Treatment of hypercholesterolemia
The recommended starting dose is 5 or 10 mg orally once daily for both statin-naive patients and those switching from another HMG-CoA reductase inhibitor. The starting dose should take into account the individual patient's cholesterol levels and the risk of future cardiovascular events, as well as the likelihood of adverse reactions. If necessary, the dose can be increased to the next level after 4 weeks. Given that adverse reactions occur more frequently with the 40 mg dose than with lower doses, final titration to 40 mg should only be considered in patients with severe hypercholesterolemia and high risk of cardiovascular events (particularly in patients with familial hypercholesterolemia) who have not achieved their treatment goal with the 20 mg dose and who will be monitored regularly. Specialist supervision is recommended when initiating the 40 mg dose.
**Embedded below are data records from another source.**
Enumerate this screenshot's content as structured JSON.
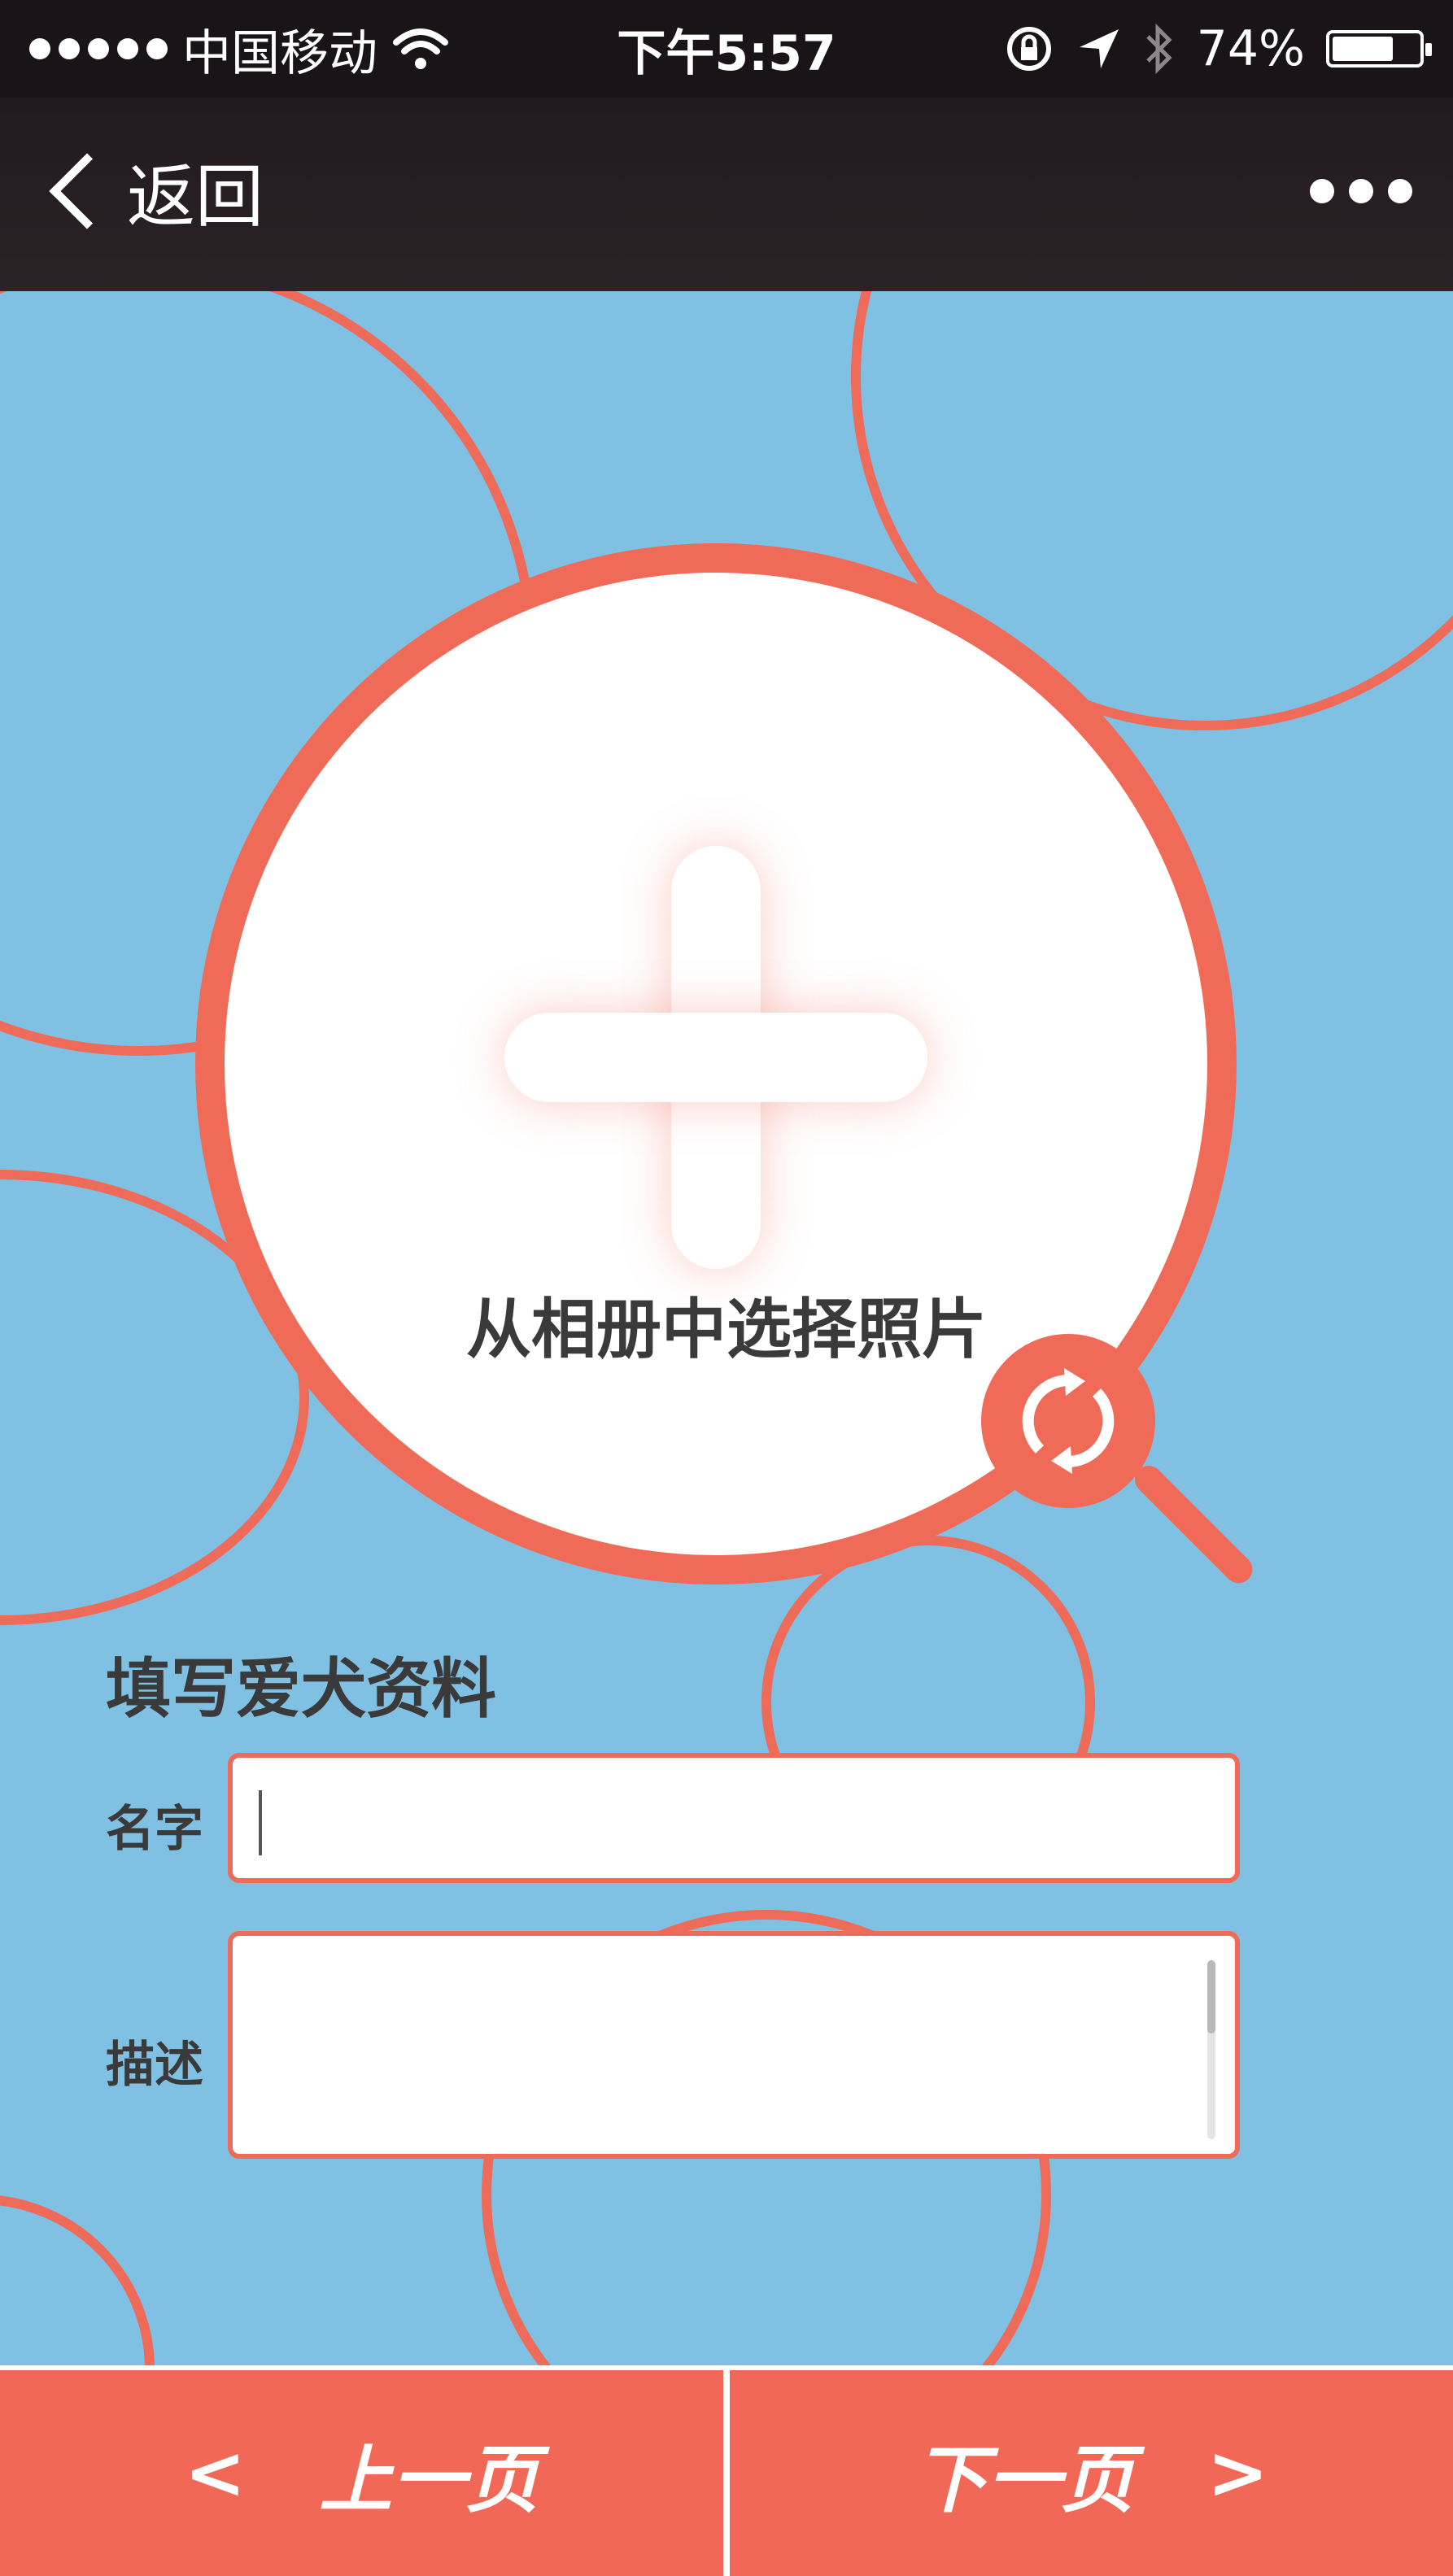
{
  "status_bar": {
    "carrier": "中国移动",
    "time": "下午5:57",
    "battery": "74%",
    "battery_level": 0.74,
    "signal_dots": 5
  },
  "nav": {
    "back_label": "返回"
  },
  "picker": {
    "label": "从相册中选择照片"
  },
  "form": {
    "title": "填写爱犬资料",
    "name_label": "名字",
    "name_value": "",
    "desc_label": "描述",
    "desc_value": ""
  },
  "footer": {
    "prev_label": "上一页",
    "next_label": "下一页"
  },
  "colors": {
    "accent": "#f16857",
    "background": "#80c0e3",
    "topbar": "#1a1418"
  },
  "icons": [
    "wifi-icon",
    "orientation-lock-icon",
    "location-arrow-icon",
    "bluetooth-icon",
    "battery-icon",
    "back-chevron-icon",
    "more-dots-icon",
    "plus-icon",
    "refresh-magnifier-icon"
  ]
}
Prevention of cardiovascular disorders
In the study to reduce the risk of cardiovascular disorders, the drug was used at a dose of 20 mg per day.
Elderly patients: The recommended starting dose for patients > 70 years of age is 5 mg. No other dose adjustment is necessary based on age.
No dose adjustment is required for patients with mild or moderate renal impairment. The recommended starting dose for patients with moderate renal impairment (creatinine clearance < 60 ml/min) is 5 mg. The 40 mg dose is contraindicated in patients with moderate renal impairment. Rosuvastatin is contraindicated in patients with severe renal impairment at any dose.
In patients with impaired liver function, estimated at 7 or less points on the Child-Pugh scale, an increase in systemic exposure to rosuvastatin was not observed. However, in individuals with impairments of 8 and 9 points on the Child-Pugh scale, systemic exposure increased. In such patients, it is advisable to assess renal function. There is no experience of using the drug in patients with impaired liver function above 9 points on the Child-Pugh scale.